I can reach my api using a subdomain: myapi.example.com
And I’ve secured the access of this API using a simple basicauth. My api backend is listenning to the port 8000.
Here is my Caddyfile:
myapi.example.com {
basicauth {
user my_hashed_password
}
reverse_proxy localhost:8000
}
It does work and if I try to access myapi.example.com I have to enter my username and my password. But I can still access the api using my_ip_adress:8000 and this time no authentication is recquired.
How could I also apply the basicauth settings for a direct ip access ?
2. Error message
No error message
3. Caddy version
2.6.4
4. How I installed and ran Caddy:
I installed caddy according to the caddy guide for ubuntu.
I don’t think accessing port 8000 directly involves Caddy at all since you haven’t configured Caddy to listen on port 8000. Instead, you’re connecting directly to your backend. Since the connection doesn’t involve Caddy, Caddy cannot help you there.
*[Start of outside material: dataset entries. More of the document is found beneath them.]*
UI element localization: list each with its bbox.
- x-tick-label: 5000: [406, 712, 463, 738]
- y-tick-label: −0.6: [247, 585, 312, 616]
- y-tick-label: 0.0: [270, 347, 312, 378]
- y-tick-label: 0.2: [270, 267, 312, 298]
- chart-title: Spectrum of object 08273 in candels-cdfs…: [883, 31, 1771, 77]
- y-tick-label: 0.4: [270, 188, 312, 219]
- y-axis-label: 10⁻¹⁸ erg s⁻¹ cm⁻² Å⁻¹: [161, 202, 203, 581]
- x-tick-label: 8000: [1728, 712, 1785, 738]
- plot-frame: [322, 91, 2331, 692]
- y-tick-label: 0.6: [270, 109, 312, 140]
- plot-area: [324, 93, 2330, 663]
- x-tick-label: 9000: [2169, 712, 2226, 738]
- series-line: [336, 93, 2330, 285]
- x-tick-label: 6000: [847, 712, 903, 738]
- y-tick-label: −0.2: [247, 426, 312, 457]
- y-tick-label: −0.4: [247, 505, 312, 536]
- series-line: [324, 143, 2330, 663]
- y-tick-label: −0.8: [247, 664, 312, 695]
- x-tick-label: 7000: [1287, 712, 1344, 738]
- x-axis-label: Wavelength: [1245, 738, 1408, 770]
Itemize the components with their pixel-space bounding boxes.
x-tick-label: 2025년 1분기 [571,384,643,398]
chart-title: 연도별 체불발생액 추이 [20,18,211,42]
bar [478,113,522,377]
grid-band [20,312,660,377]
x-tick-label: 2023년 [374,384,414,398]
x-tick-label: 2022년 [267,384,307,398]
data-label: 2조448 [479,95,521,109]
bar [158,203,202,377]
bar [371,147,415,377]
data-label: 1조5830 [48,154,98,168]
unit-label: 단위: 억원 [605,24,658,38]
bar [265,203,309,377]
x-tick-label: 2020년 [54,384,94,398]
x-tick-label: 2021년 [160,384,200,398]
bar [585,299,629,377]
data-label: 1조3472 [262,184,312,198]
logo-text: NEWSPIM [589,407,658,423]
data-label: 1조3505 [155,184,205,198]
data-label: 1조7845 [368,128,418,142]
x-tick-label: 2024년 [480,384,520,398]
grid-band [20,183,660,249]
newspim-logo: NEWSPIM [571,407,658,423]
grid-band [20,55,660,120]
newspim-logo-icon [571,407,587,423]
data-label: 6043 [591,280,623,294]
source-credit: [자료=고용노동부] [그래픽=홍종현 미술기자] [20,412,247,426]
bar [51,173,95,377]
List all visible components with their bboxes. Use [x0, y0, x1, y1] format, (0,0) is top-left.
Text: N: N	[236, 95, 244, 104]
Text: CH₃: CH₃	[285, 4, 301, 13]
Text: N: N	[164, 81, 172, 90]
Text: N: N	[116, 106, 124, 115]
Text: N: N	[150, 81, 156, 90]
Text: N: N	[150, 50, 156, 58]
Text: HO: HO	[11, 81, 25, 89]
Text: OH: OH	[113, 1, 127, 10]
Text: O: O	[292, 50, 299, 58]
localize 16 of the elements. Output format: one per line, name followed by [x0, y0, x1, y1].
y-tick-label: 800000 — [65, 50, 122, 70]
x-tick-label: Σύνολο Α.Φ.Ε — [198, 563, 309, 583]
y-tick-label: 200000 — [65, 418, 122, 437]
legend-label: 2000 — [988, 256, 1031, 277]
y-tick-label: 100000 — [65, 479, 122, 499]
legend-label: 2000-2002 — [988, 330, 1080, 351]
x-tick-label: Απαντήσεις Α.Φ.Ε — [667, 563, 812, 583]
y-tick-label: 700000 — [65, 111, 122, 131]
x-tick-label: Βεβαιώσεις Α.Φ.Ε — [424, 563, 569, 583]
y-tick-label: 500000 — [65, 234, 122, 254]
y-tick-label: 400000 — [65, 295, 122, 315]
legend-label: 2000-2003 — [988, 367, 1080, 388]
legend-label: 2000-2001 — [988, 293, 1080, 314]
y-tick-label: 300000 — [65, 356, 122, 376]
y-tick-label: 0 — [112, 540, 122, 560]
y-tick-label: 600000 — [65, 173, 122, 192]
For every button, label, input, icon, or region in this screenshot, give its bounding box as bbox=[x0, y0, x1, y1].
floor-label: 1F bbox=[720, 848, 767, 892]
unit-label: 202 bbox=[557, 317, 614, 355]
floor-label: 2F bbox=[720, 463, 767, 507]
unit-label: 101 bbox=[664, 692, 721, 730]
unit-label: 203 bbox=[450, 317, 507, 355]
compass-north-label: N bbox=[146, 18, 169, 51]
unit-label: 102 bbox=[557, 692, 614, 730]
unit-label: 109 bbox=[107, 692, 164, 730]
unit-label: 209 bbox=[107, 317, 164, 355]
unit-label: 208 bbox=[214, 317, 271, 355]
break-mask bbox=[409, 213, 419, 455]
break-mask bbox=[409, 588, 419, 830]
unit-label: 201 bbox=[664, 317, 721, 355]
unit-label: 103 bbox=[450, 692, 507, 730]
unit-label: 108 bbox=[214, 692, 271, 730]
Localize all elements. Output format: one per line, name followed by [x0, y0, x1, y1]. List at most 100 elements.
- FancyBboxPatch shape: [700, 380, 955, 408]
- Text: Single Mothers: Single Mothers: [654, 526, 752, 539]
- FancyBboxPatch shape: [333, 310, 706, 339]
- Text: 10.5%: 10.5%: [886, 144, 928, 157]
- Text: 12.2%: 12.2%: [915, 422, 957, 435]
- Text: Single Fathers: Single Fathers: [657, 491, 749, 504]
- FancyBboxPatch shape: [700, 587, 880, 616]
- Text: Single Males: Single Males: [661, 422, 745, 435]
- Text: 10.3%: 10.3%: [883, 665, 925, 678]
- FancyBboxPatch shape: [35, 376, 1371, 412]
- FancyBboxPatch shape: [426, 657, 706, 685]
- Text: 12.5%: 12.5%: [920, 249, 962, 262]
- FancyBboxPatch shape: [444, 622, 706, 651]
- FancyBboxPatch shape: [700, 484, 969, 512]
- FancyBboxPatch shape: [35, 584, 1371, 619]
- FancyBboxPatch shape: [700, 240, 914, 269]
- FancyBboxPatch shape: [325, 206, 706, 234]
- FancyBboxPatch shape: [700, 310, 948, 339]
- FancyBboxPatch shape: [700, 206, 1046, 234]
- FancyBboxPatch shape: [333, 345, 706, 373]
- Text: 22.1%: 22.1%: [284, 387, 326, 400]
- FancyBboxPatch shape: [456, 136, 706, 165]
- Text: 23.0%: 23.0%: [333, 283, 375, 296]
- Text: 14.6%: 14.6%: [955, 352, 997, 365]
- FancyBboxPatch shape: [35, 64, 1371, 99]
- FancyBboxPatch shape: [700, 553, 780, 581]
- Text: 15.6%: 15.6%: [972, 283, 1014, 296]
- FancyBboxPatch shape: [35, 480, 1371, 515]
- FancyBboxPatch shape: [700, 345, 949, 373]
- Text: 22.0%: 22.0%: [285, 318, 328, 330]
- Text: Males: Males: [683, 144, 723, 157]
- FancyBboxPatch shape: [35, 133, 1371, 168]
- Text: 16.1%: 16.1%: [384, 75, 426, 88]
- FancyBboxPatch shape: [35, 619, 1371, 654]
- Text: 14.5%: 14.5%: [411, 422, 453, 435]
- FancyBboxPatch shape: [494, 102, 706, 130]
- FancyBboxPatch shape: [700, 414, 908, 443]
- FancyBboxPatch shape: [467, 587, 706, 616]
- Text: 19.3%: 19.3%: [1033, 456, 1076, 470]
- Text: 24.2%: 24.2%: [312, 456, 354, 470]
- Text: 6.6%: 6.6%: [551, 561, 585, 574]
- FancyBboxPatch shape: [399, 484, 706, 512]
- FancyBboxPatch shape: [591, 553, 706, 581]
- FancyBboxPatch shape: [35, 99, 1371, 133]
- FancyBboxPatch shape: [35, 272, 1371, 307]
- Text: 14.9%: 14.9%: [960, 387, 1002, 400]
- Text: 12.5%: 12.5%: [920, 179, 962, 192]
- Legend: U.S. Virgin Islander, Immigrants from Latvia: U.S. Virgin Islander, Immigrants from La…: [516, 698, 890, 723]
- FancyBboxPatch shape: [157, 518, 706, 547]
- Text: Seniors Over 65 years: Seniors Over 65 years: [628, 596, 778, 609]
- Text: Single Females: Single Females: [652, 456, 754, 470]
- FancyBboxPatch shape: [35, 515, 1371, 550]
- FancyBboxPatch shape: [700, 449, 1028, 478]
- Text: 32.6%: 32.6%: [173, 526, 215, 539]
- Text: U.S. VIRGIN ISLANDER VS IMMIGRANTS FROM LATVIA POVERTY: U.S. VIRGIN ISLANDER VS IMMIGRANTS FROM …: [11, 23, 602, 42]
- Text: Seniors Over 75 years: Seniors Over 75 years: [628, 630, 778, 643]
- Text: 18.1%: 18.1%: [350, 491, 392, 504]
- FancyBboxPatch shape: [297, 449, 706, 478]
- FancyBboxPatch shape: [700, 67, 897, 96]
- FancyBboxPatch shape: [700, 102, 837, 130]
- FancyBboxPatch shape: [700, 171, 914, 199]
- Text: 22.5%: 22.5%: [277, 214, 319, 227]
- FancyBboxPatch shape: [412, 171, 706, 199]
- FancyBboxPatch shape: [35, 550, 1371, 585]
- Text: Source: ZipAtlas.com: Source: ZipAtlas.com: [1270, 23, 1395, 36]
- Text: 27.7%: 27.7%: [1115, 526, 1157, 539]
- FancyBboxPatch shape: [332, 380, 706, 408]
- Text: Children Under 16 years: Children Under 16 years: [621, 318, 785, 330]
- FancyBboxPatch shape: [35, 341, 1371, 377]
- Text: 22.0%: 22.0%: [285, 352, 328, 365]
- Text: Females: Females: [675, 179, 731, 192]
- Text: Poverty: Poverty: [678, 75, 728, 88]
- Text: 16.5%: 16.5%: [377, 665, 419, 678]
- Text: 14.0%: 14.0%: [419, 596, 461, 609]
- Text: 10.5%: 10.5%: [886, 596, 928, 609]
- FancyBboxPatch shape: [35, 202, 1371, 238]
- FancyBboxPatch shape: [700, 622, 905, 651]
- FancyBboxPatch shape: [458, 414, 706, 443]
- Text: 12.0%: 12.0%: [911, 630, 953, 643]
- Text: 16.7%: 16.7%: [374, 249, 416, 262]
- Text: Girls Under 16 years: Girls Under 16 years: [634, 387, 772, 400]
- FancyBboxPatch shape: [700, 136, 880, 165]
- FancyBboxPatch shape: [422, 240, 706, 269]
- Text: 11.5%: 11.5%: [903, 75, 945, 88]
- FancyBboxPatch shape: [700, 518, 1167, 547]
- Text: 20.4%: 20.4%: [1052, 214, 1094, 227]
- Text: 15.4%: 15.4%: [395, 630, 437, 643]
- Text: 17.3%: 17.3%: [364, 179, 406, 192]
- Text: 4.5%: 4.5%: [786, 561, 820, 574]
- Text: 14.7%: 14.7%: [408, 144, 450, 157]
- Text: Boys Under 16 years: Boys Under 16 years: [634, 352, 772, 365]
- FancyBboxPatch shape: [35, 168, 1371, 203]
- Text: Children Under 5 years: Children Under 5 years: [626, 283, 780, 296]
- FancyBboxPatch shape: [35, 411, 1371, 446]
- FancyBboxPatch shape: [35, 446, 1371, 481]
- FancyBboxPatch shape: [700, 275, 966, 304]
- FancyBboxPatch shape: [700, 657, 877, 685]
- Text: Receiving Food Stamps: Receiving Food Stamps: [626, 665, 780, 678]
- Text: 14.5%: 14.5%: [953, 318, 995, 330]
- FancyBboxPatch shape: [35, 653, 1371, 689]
You should probably configure your backend to only listen on localhost by binding it to localhost:8000 or 127.0.0.1:8000 instead of listening to port 8000 on all available addresses. That way, only programs on your own machine can access it (Caddy being one of them). If your API does not have a way to configure this and you can’t change its code, configure your firewall to not allow connections to port 8000 from the outside.
If you want only Caddy to be able to access it, you could configure that using Docker: set up a bridge network, attach containers for Caddy and the API to it, update the Caddyfile to point to the service name for the API container instead of localhost, and only expose Caddy’s ports (typically 80 and 443) to the outside world.
Alternatively, you could also run Caddy in Docker, and use the container names to proxy instead of localhost. That way, you wouldn’t need to bind port 8000 at all since all the traffic would happen inside your Docker network.